Panglima TNI Marsekal Hadi Tjahjanto beserta jajaran petinggi TNI melakukan rapat pimpinan (rapim) secara tertutup di Mabes TNI, Cilangkap, Jakarta Timur. Rapat yang dipimpin oleh Hadi membahas tentang persiapan pengamanan pemilihan umum (Pemilu) 17 April 2019 mendatang.
"Bahwa selama tiga hari TNI melaksanakan rapim TNI, yang pertama diawali dengan rapim TNI Polri dan pembekalan bapak presiden, dan hari kedua TNI melaksanakan rapim di Cilangkap markas besar TNI selama dua hari tanggal 30 dan tanggal 31," kata Hadi di lokasi, Kamis (31/1).
Dalam rapim ini, kata Hadi, ada beberapa hal menjadi poin prioritas pengamanan. Diantaranya wilayah Papua.

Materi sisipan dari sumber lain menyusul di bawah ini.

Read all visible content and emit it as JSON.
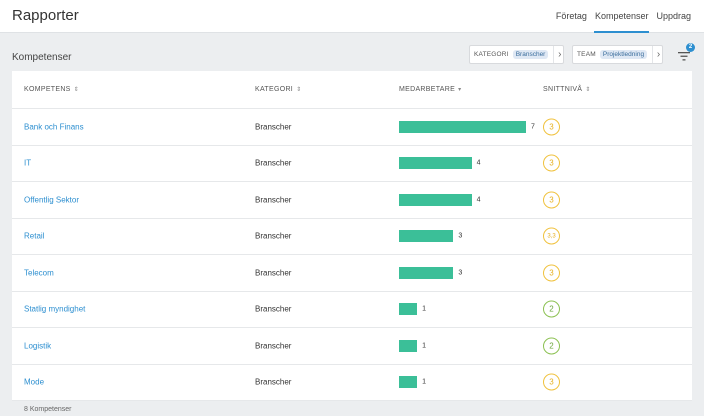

"Kami sampaikan bahwa dalam rapim tantangan tahun 2019 diantaranya adalah terkait gangguan keamanan di Papua menjadi prioritas, kita melaksanakan operasi gakkum di wilayah Papua, dan yang kedua adalah rawan bencana, dan yang ketiga adalah menyukseskan pemilu tahun 2019," katanya.
Ia menginstruksikan kepada jajarannya tetap waspada dan bersikap netral dalam pemilu 2019 ini.
"Saya perintahkan kepada seluruh pangkotama untuk menyiapkan alutsista personel dengan asumsi trouble Spot yang akan kita proyeksikan, karena apa, karena karakteristik ancaman sekarang sudah berubah yaitu dari yang biasa tiba-tiba loncat menjadi sangat eskalatif mix dan dalam tempo yang lama sehingga kesiapan kesiapan alutsista sumber daya manusia semuanya harus siap dan kita tetap berkoordinasi dengan BNPB dengan tetap kita mengembangkan kemampuan kita adalah pasukan reaksi cepat penanggulangan bencana," katanya.